Senate budget agreement includes telehealth expansion and Meaningful Use reform

A two-year bipartisan budget deal announced by Senate leaders on Wednesday includes provisions to expand telehealth coverage and scale back Meaningful Use regulations.

The House of Representatives addressed the same issues in its short-term funding bill approved earlier this week that would have provided federal funding for a six-week period and averted a partial government shutdown by midnight on Thursday.

RELATED: Changes to telehealth reimbursement, Meaningful Use included in House short-term funding proposal

The Senate’s bill is far more expansive and features a slew of healthcare extenders, including $6 billion in funding for mental health issues and opioid addiction, $2 billion for the National Institutes of Health and a four-year extension for the Children’s Health Insurance Program. The deal still must pass through the House where Democrats are pushing Republicans on a commitment to protect immigrants who were brought to the U.S. as children.

“The budget deal doesn’t have everything Democrats want; it doesn’t have everything the Republicans want, but it has what the American people need,” Sen. Chuck Schumer, D-N.Y., said in a statement Wednesday.

But the bill includes health IT sweeteners like the CHRONIC Care Act, which builds telehealth benefits into Medicare Advantage plans beginning in 2020. The spending bill would also allow accountable care organizations to expand the use of telehealth by allowing a patient’s home to be considered an originating site. Telestroke service would also get a boost beginning in 2019.

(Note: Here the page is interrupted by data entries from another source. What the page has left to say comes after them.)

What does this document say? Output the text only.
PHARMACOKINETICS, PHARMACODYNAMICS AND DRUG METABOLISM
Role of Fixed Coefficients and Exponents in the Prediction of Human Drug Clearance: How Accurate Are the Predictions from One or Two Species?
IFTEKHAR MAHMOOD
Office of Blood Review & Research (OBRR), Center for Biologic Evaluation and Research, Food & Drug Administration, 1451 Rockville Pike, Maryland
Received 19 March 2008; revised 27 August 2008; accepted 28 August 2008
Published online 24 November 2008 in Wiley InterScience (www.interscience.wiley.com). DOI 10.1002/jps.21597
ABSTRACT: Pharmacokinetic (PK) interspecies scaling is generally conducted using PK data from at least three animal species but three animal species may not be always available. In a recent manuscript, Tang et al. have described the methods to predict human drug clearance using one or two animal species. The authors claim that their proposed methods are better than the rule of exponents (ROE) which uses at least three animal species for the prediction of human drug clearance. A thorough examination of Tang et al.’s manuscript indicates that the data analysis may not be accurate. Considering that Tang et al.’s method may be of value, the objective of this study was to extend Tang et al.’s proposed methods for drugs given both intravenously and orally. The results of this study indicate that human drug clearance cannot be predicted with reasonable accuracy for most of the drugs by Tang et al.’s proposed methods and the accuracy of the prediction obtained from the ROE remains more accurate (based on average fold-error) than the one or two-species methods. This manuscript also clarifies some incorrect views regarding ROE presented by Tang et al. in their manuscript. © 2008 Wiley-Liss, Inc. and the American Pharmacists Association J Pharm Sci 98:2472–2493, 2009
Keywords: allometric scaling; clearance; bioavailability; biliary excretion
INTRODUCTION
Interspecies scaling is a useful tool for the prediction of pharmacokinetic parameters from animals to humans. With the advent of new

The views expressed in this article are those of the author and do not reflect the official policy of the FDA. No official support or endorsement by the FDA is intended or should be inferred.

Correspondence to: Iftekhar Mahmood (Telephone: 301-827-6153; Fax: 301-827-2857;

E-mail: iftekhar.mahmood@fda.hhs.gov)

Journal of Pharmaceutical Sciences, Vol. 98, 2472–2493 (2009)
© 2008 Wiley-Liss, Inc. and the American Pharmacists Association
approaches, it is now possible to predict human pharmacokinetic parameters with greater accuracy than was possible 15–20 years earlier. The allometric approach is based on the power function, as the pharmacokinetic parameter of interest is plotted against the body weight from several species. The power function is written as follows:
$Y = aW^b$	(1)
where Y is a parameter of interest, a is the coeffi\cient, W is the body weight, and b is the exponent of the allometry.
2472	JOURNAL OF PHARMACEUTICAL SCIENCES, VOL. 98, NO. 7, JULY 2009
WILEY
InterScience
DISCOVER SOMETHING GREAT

Telehealth expansion has received bipartisan support in Congress. Lack of reimbursement has been a longstanding concern among providers and industry groups and a frequently cited a barrier to adoption.  

RELATED: More than half of providers plan to expand telehealth offerings, survey shows

Like the House bill, Senate leaders included legislation sponsored by Rep. Michael C. Burgess, M.D., R-Texas, that would strike portions of the HITECH Act to prevent Meaningful Use requirements from becoming more complex moving forward.

That regulatory change has received backing from health IT associations, including the American Medical Informatics Association (AMIA). Jeff Smith, AMIA's vice presidents of public policy, told FierceHealthcare the bill would give the Centers for Medicare & Medicaid Services more control over policy tied to health IT adoption and allow the agency to be more responsive to industry feedback.

“Having said that, CMS must continue to be judicious in its policy development meant to encourage health IT adoption, implementation, use, and upgrades,” Smith said in an email. “We find ourselves in a position where CMS policyonce meant to spur innovative use of health ITshould now be seen as lever to mitigate disparities among providers who effectively leverage health IT and those who do not.”